Italy’s major archeological site, Pompeii, is soon to be under the supervision of German-born archeologist Gabriel Zuchtriegel. The 39-year-old will take over as director at the ancient Roman city that was devastated by the eruption of Mount Vesuvius in 79AD. Zuchtriegel plans to shake things up with some state-of-the-art technology, but the innovative approaches haven’t pleased everyone.
Beating 43 other candidates, Zuchtriegel was announced as the new director of Pompeii, one of the most important archeological sites in the world, on Saturday. Zuchtriegel was born in Germany but has had dual Italian citizenship since 2020. He holds a Ph.D. in classical archaeology from Bonn University and previously managed Italy’s Greek temple site of Paestum. During the announcement of the new appointment, culture minister Dario Franceschini said, “I chose Gabriel Zuchtriegel because he did an incredible job in Paestum. Now it is a model thanks to him. I’m sure he will do very well in Pompeii too.”
The archeologist will now assume the four-year post as director of the Pompeii Archeological Park, taking over from Massimo Osanna who will become director-general of Italy’s state museums. “It’s my life’s dream and a great responsibility,” Zuchtriegel said. “Pompeii is special not only for its priceless archaeological heritage, but also for the team of professionals and employees who work on the site with great commitment and competence.”
Despite Franceschini’s praise, Zuchtriegel’s proposed management methods have ruffled feathers. Pompeii’s new director intends to use drones, satellites and infrared sensors to assist in supervising the site. Such an approach seems to have alarmed two members of the site’s scientific committee. The Times reports that Irene Bragantini, a 73-year-old Neapolitan archaeologist, and Stefano De Caro, a 70-year-old former official at Italy’s culture ministry, have resigned their positions on the committee in protest.

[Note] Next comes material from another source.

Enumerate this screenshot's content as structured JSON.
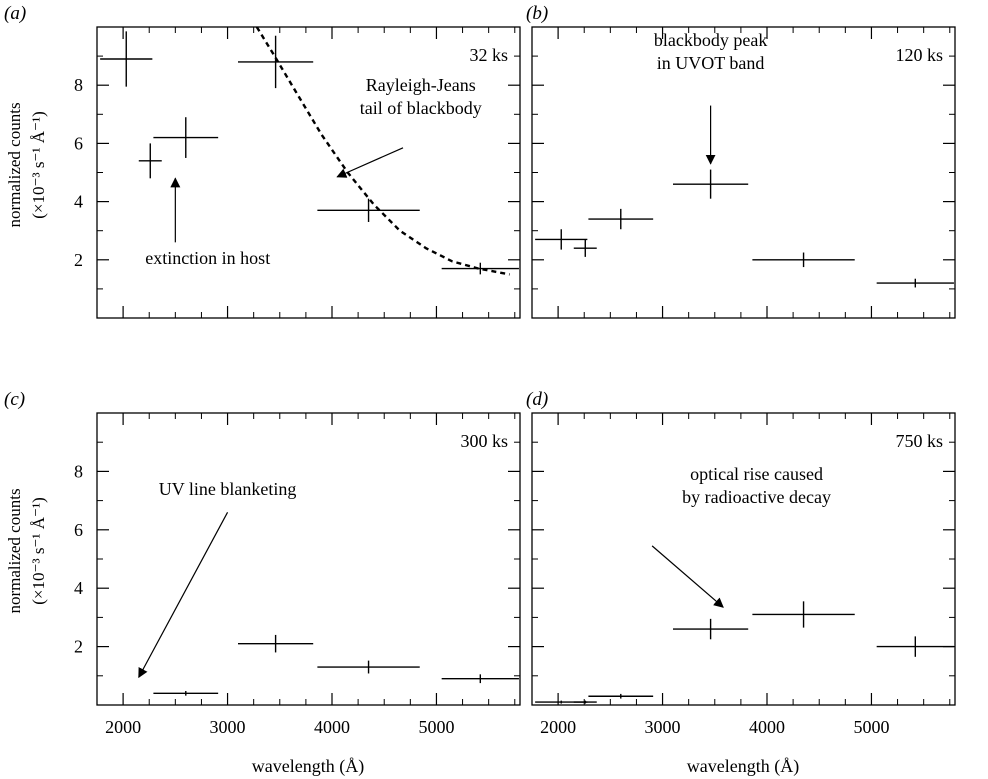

In spite of these oppositions, Zuchtriegel’s fresh approach could be just what the site needs. Italy has been striving to reinvigorate its culture sector with some foreign talent since 2015. In fact, Zuchtriegel’s appointment at Paestum was part of this push for fresh ideas and management.
Pompeii has not always had a good track record in terms of conservation. Poor management and deterioration from lack of maintenance have previously risked the withdrawal of European Union funding for the site.
However, the site’s outgoing director Osanna impressed with the ground-breaking finds unveiled under his management, and Zuchtriegel will hope to maintain this momentum. Recently, stunningly well-preserved remains of a tavern came to light. Vibrant frescoes of animals decorate the counter inside and food remains were found in earthenware bowls.